In the face of an international backlash – fuelled by celebrity input – American Walter J Palmer has hired a PR firm.
The dentist controversially killed Cecil the lion – one of Africa's most famous big cats and the star attraction at Zimbabwe's Hwange National Park – around three weeks ago.
He paid €45,000 to shoot the animal with a crossbow, later leaving him skinned and headless on the outskirts of the park after posing up proudly for photographs with his body.
And it has now been revealed that the medic has gone into hiding.
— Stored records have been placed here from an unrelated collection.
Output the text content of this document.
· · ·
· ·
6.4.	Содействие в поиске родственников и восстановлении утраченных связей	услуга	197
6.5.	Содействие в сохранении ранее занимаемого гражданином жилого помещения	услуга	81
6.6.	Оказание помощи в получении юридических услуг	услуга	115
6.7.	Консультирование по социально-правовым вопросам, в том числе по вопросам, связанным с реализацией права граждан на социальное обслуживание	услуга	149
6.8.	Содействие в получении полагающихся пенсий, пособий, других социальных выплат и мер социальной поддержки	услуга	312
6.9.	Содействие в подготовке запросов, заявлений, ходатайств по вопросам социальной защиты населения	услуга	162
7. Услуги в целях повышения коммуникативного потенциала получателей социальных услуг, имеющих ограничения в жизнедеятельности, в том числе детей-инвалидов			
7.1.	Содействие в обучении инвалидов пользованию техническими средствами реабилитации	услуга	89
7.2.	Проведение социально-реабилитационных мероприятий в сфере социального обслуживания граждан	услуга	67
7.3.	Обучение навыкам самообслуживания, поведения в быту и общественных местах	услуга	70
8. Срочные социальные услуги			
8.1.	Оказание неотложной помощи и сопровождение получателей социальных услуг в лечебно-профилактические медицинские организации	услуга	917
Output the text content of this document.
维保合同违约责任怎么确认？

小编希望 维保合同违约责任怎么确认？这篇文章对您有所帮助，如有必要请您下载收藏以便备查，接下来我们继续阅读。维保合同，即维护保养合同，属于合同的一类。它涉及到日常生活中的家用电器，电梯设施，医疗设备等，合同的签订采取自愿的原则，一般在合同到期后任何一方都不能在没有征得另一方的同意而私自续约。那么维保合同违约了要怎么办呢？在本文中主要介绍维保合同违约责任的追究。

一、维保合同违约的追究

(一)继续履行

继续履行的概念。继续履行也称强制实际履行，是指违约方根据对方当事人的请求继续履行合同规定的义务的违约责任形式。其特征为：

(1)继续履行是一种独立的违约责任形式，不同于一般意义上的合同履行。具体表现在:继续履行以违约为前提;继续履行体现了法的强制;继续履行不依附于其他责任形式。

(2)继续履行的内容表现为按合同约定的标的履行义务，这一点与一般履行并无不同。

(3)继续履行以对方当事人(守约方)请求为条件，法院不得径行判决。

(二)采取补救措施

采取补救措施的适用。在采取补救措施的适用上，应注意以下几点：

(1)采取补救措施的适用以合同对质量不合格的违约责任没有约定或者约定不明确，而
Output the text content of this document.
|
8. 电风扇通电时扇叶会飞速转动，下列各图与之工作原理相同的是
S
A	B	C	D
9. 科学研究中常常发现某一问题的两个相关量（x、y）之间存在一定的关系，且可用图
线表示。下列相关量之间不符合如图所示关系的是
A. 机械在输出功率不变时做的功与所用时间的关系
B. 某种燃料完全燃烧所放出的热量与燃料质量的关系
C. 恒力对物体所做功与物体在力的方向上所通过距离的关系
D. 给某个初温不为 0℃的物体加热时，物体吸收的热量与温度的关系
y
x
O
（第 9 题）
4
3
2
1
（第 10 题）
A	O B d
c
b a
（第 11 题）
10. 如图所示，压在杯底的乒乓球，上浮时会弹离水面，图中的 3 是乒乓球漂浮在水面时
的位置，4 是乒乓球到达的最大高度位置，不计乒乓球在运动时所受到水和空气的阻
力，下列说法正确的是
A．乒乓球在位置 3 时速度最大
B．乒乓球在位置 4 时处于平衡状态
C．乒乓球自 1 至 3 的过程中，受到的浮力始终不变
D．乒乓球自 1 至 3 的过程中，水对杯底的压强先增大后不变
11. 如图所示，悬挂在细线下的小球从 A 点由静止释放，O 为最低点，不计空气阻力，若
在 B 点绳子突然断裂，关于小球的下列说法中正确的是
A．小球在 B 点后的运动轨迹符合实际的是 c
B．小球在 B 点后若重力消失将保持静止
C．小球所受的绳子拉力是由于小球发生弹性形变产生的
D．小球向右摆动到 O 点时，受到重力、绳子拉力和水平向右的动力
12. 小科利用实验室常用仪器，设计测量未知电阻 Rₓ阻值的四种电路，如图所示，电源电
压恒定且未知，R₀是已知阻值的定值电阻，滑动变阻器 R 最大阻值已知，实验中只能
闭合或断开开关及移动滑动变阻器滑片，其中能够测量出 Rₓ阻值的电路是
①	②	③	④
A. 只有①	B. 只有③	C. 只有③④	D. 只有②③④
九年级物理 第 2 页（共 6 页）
He has received numerous death threats since news of the lion's slaughter first emerged earlier this week.
Indeed, he has employed Austin & Associates, a public relations firm based in Ohio, to handle to controversy.
In a statement – the first time he has spoken publicly on the matter – Dr Palmer claimed: “In early July, I was in Zimbabwe on a bow hunting trip for big game.
"I hired several professional guides and they secured all proper permits. To my knowledge, everything about this trip was legal and properly handled and conducted.”
“I had no idea that the lion I took was a known, local favourite, was collared and part of a study until the end of the hunt,” he continued.
“I relied on the expertise of my local professional guides to ensure a legal hunt. I have not been contacted by authorities in Zimbabwe or in the US about this situation, but will assist them in any inquiries they may have.
“Again, I deeply regret that my pursuit of an activity I love and practice responsibly and legally resulted in the taking of this lion.”
His Minneapolis dental surgery has since been forced to close. Activists have also left flowers, cards, and stuffed toys – in particular lions – at his place of work and his home.
Some have also dressed as 'dentist hunters' – armed with water-guns and wearing lion masks.
Cara Delevingne, and Ricky Gervais, as well as models Behati Prinsloo and Candice Swanepoel – who hail from Namibia and South Africa respectively – are just some of the celebrities who have take to social media to criticise Dr Palmer's actions.
In an emotional appeal, American television host Jimmy Kimmel also asked viewers to donate to the Wildlife Conservation Research Unit in retaliation.
And Peta said on its Twitter account that he should be "extradited, charged and, preferably, hanged," for his actions.
Yesterday, Emmanuel Fundira, the president of the Safari Operators Association of Zimbabwe, confirmed at a news conference that Dr Palmer is wanted for the death of Cecil.
The Zimbabwean authorities are acting fast too: Dr Palmer's hunting colleagues, Zimbabwean Theo Bronkhorst and local landowner Honest Ndlovu are due to appear in court today on poaching charges.
If convicted, the men face up to 15 years in prison.